Environment:Spotify Luigi AWS S3 Storage
| Knowledge Sources | |
|---|---|
| Domains | Infrastructure, Cloud_Storage |
| Last Updated | 2026-02-10 07:00 GMT |
Overview
AWS S3 storage environment with boto3 client for reading, writing, and managing data in Amazon S3 via Luigi.
Description
This environment provides the AWS S3 connectivity required by Luigi's `s3` contrib module. It uses boto3 and botocore for S3 operations, supporting direct credential injection, IAM role assumption via STS, and the standard boto3 credential resolution chain (environment variables, config files, instance profiles). The module provides `S3Client` for filesystem operations and `S3Target` for declaring S3 paths as task inputs and outputs.
Usage
Use this environment for any pipeline that reads from or writes to Amazon S3. It is required for the Spark_Processing_Pipeline workflow when using S3 as a data store, and for any task using `S3Target` or `S3Client`.
System Requirements
| Category | Requirement | Notes |
|---|---|---|
| OS | Linux, macOS, Windows | Cross-platform |
| Network | HTTPS access to AWS S3 endpoints | Outbound port 443 |
Dependencies
Python Packages
- `boto3` >= 1.11.0
- `botocore` (transitive via boto3)
- `s3transfer` >= 0.3, < 4.0
- `luigi` (core)
Credentials
AWS credentials can be provided via multiple methods (in order of precedence):
- Direct parameters: `aws_access_key_id`, `aws_secret_access_key`, `aws_session_token` passed to `S3Client` constructor
- IAM Role Assumption: `aws_role_arn` and `aws_role_session_name` for STS AssumeRole
- boto3 default chain: Environment variables (`AWS_ACCESS_KEY_ID`, `AWS_SECRET_ACCESS_KEY`, `AWS_SESSION_TOKEN`), AWS config files, EC2 instance profiles
Configuration in `luigi.cfg`:
- `[s3] aws_access_key_id`: AWS access key
- `[s3] aws_secret_access_key`: AWS secret key
- `[s3] aws_session_token`: Session token (for temporary credentials)

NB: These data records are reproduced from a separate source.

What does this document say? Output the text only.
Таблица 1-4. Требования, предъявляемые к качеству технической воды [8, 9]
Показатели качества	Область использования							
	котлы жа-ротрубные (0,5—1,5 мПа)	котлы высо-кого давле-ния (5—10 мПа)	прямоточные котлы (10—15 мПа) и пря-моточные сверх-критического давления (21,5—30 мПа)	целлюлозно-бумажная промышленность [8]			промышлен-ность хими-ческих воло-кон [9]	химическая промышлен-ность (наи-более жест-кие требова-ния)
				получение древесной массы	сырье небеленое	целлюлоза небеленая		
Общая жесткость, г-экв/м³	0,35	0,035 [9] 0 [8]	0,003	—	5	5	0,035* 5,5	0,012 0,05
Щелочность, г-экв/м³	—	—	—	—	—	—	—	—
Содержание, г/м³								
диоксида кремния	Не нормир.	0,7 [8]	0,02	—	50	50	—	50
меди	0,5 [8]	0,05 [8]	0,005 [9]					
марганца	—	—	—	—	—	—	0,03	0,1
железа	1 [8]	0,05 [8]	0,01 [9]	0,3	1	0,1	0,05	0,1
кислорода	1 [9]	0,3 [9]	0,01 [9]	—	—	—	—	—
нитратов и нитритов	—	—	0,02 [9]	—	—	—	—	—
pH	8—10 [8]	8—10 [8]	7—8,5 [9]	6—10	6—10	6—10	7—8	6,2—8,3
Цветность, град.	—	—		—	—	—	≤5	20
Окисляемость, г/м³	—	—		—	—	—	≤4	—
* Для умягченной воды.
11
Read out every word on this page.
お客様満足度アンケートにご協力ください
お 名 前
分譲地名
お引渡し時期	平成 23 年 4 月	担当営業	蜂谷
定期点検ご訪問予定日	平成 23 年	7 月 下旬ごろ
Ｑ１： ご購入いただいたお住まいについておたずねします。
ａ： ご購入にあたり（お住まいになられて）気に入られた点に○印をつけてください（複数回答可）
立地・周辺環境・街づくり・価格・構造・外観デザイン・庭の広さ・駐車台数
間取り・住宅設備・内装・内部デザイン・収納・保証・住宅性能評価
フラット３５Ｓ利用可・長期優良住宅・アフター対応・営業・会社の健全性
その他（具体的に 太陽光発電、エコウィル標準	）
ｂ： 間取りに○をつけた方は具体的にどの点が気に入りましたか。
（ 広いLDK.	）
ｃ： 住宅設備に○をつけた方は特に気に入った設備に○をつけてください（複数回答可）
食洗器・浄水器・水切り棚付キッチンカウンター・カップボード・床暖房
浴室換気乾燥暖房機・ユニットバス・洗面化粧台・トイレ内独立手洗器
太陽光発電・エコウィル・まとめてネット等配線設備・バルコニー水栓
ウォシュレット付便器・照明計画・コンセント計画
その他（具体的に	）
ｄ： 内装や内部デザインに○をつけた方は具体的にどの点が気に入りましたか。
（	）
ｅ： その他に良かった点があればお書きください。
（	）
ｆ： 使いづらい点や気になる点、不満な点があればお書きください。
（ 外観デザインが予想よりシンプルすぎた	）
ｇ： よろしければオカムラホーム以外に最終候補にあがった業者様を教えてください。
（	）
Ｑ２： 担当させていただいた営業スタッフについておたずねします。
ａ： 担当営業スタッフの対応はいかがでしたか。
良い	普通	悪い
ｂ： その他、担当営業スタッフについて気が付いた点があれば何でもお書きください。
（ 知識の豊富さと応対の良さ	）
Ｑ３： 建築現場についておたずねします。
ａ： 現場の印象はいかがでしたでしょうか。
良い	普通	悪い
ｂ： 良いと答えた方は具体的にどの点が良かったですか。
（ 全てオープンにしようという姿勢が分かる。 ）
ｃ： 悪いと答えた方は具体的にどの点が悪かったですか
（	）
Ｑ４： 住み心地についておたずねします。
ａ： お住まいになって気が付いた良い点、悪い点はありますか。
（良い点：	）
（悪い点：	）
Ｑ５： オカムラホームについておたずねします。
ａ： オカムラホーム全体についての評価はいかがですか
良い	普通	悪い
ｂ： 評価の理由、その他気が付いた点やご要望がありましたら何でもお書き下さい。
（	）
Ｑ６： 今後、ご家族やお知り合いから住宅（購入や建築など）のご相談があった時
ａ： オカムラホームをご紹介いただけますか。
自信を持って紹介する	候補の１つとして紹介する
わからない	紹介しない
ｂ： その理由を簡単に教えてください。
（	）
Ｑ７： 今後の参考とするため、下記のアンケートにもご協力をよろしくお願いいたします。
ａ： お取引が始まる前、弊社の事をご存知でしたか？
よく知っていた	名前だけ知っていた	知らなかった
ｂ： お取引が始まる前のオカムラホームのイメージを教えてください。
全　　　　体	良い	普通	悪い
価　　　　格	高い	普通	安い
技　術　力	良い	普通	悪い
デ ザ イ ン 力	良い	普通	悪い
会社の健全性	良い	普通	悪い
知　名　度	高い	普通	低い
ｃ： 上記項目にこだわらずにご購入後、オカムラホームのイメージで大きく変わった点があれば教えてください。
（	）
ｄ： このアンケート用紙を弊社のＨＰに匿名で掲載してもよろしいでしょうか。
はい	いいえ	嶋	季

- `[s3] aws_role_arn`: IAM role ARN for role assumption
- `[s3] aws_role_session_name`: Session name for assumed role
Quick Install
pip install luigi boto3 "s3transfer>=0.3,<4.0"
Code Evidence
boto3 import with warning from `luigi/contrib/s3.py:43-48`:
try:
from boto3.s3.transfer import TransferConfig
import botocore
except ImportError:
logger.warning("Loading S3 module without the python package boto3. "
"Will crash at runtime if S3 functionality is used.")
Credential resolution from `luigi/contrib/s3.py:77-132`:
def __init__(self, aws_access_key_id=None, aws_secret_access_key=None,
aws_session_token=None, **kwargs):
options = self._get_s3_config()
options.update(kwargs)
if aws_access_key_id:
options['aws_access_key_id'] = aws_access_key_id
if aws_secret_access_key:
options['aws_secret_access_key'] = aws_secret_access_key
if aws_session_token:
options['aws_session_token'] = aws_session_token
STS role assumption from `luigi/contrib/s3.py:111-117`:
sts_client = boto3.client('sts')
# ...
aws_secret_access_key = assumed_role['Credentials'].get(...)
aws_access_key_id = assumed_role['Credentials'].get('AccessKeyId')
aws_session_token = assumed_role['Credentials'].get('SessionToken')
Fallback to boto3 default chain from `luigi/contrib/s3.py:131-132`:
logger.debug('no credentials provided, delegating credentials resolution to boto3')
Common Errors
| Error Message | Cause | Solution |
|---|---|---|
| `Loading S3 module without the python package boto3` | boto3 not installed | `pip install boto3` |
| `NoCredentialsError` | No AWS credentials found | Configure credentials via env vars, config, or IAM role |
| `ClientError: Access Denied` | Insufficient S3 permissions | Check IAM policy for the bucket/key |
| `S3EmrTarget deprecated` | Using deprecated S3EmrTarget class | Migrate to S3Target |
Compatibility Notes
- S3EmrTarget: Deprecated in favor of `S3Target`. A warning is emitted at `luigi/contrib/s3.py:731`.
- Credential chain: When no explicit credentials are provided, boto3's default credential resolution is used, which checks environment variables, AWS config files, and EC2/ECS instance profiles in order.
- STS role assumption: Supports cross-account access via IAM role assumption using `aws_role_arn`.